Merkel hatte am vergangenen Freitag mit den Oberhäuptern von Großstädten neue Regeln vereinbart. Ab 50 Infektionen pro 100 000 Einwohnern in sieben Tagen soll es umgehend neue Beschränkungen geben. Dazu gehören eine Erweiterung der Maskenpflicht, Kontaktbeschränkungen und gegebenenfalls Sperrstunden sowie Alkoholbeschränkungen für die Gastronomie - sowie Teilnehmerbeschränkungen für Veranstaltungen und private Feiern. Dieses Thema könnte auch eine Rolle bei den Beratungen spielen.
SCHULEN UND KITAS
Konkrete Beschlüsse deuteten sich vorab nicht an. Merkel hatte aber immer wieder betont, dass die Aufrechterhaltung des Kita- und Schulbetriebs zu den obersten Prioritäten gehöre. Im Frühjahr und Sommer hatte es viel Frust wegen der Schließungen und des Schichtbetriebs gegeben. Zwar haben die meisten Schulen wieder geöffnet, aber es kommt immer wieder zu Schließungen und Fernunterricht für Klassen oder Lerngruppen wegen Verdachts- und Infektionsfällen. Das dürfte in der kalten Jahreszeit zunehmen.
TESTSTRATEGIE
Zum 15. Oktober - also Donnerstag - sollte nach Angaben des Gesundheitsministeriums eigentlich eine neue Corona-Teststrategie vorliegen. Tests sollen stärker auf Risikogruppen und das Gesundheitswesen konzentriert werden - weniger auf Reiserückkehrer.
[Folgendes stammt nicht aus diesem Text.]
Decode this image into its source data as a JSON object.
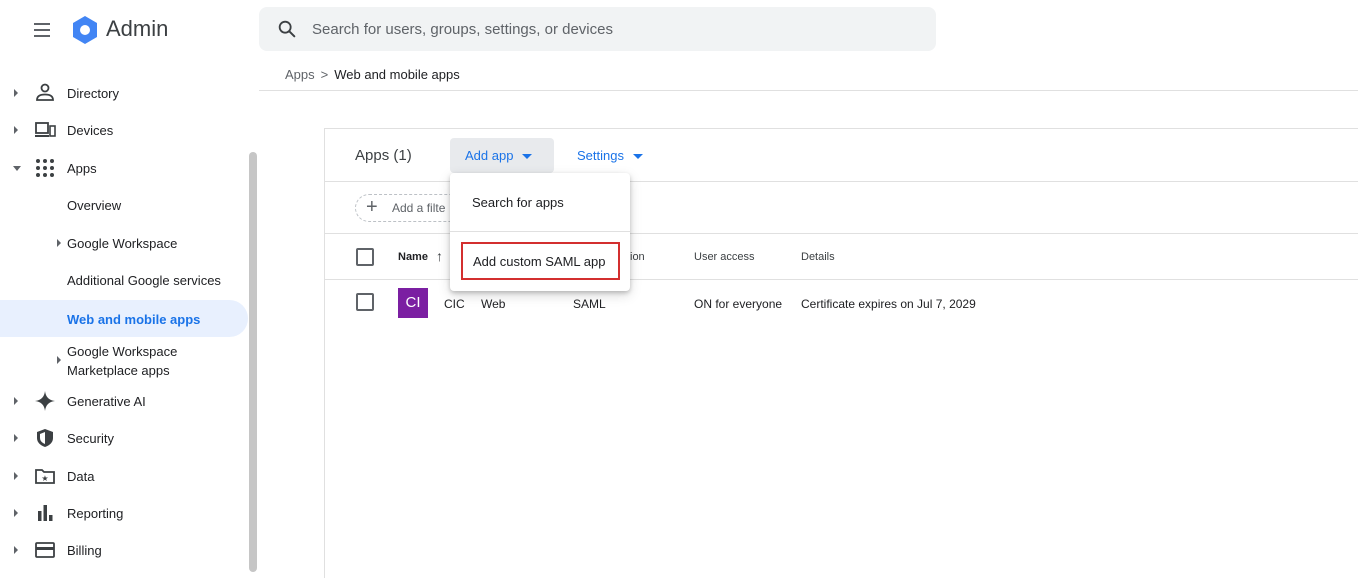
{
  "header": {
    "brand": "Admin",
    "search_placeholder": "Search for users, groups, settings, or devices"
  },
  "sidebar": {
    "items": [
      {
        "label": "Directory",
        "icon": "person-icon"
      },
      {
        "label": "Devices",
        "icon": "devices-icon"
      },
      {
        "label": "Apps",
        "icon": "apps-grid-icon",
        "expanded": true
      },
      {
        "label": "Generative AI",
        "icon": "sparkle-icon"
      },
      {
        "label": "Security",
        "icon": "shield-icon"
      },
      {
        "label": "Data",
        "icon": "data-folder-icon"
      },
      {
        "label": "Reporting",
        "icon": "bar-chart-icon"
      },
      {
        "label": "Billing",
        "icon": "billing-card-icon"
      }
    ],
    "apps_sub": [
      {
        "label": "Overview"
      },
      {
        "label": "Google Workspace"
      },
      {
        "label": "Additional Google services"
      },
      {
        "label": "Web and mobile apps",
        "active": true
      },
      {
        "label_line1": "Google Workspace",
        "label_line2": "Marketplace apps"
      }
    ]
  },
  "breadcrumb": {
    "parent": "Apps",
    "separator": ">",
    "current": "Web and mobile apps"
  },
  "apps_panel": {
    "count_label": "Apps (1)",
    "add_app_label": "Add app",
    "settings_label": "Settings",
    "filter_label": "Add a filte",
    "columns": {
      "name": "Name",
      "sort_arrow": "↑",
      "auth_partial": "ion",
      "user_access": "User access",
      "details": "Details"
    },
    "rows": [
      {
        "avatar": "CI",
        "name": "CIC",
        "name_suffix": "Web",
        "auth": "SAML",
        "user_access": "ON for everyone",
        "details": "Certificate expires on Jul 7, 2029"
      }
    ]
  },
  "add_app_menu": {
    "items": [
      {
        "label": "Search for apps"
      },
      {
        "label": "Add custom SAML app",
        "highlighted": true
      }
    ]
  },
  "colors": {
    "accent": "#1a73e8",
    "active_bg": "#e8f0fe",
    "avatar": "#7b1fa2",
    "highlight": "#d32f2f",
    "logo": "#4285f4"
  }
}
Ein erster Entwurf ist seit Anfang des Monats bekannt, die endgültige Version aber noch nicht. Geplant ist, dass Pflegeheime und Krankenhäuser «Antigen-Schnelltests» großzügig nutzen können, damit Besucher, Personal und Patienten regelmäßig getestet werden können.
Gesundheitsminister Jens Spahn (CDU) hatte von zusätzlichen Tests «in großer Millionenzahl pro Monat» gesprochen. Geklärt werden sollte aber noch, an welcher Stelle künftig die bisher üblichen PCR-Tests und wo die Schnelltests zum Einsatz kommen und entsprechend die Kosten dafür übernommen werden sollen. Nach dpa-Informationen war im Gespräch, dass die neue Teststrategie erst nach dem Ende der Herbstferien startet, am 8. November.
REISERÜCKKEHRER AUS RISIKOGEBIETEN
Geplant sind neue Vorgaben zur Quarantäne-Zeit und zur «Freitestung». Bisher gilt, dass sich Reisende, die aus solchen Gebieten zurückkehren, sich 48 Stunden vor oder nach der Einreise auf Corona testen lassen und dann in Quarantäne bleiben, bis das Ergebnis da ist. Ohne negatives Testergebnis gilt eine vierzehntägige Quarantäne. Künftig könnte sie auf zehn Tage verkürzt werden. Ein «Freitesten» soll erst ab dem fünften Tag in Quarantäne möglich sein.
WIRTSCHAFT
Die Corona-Krise hatte im zweiten Quartal wegen des Lockdowns zu einem Wirtschaftseinbruch geführt. Merkel hat betont, es habe Priorität, die Wirtschaft am Laufen zu halten. Spitzenverbände der Wirtschaft warnen eindringlich vor einem zweiten Lockdown, dies würden viele bereits angeschlagene Firmen nicht überleben.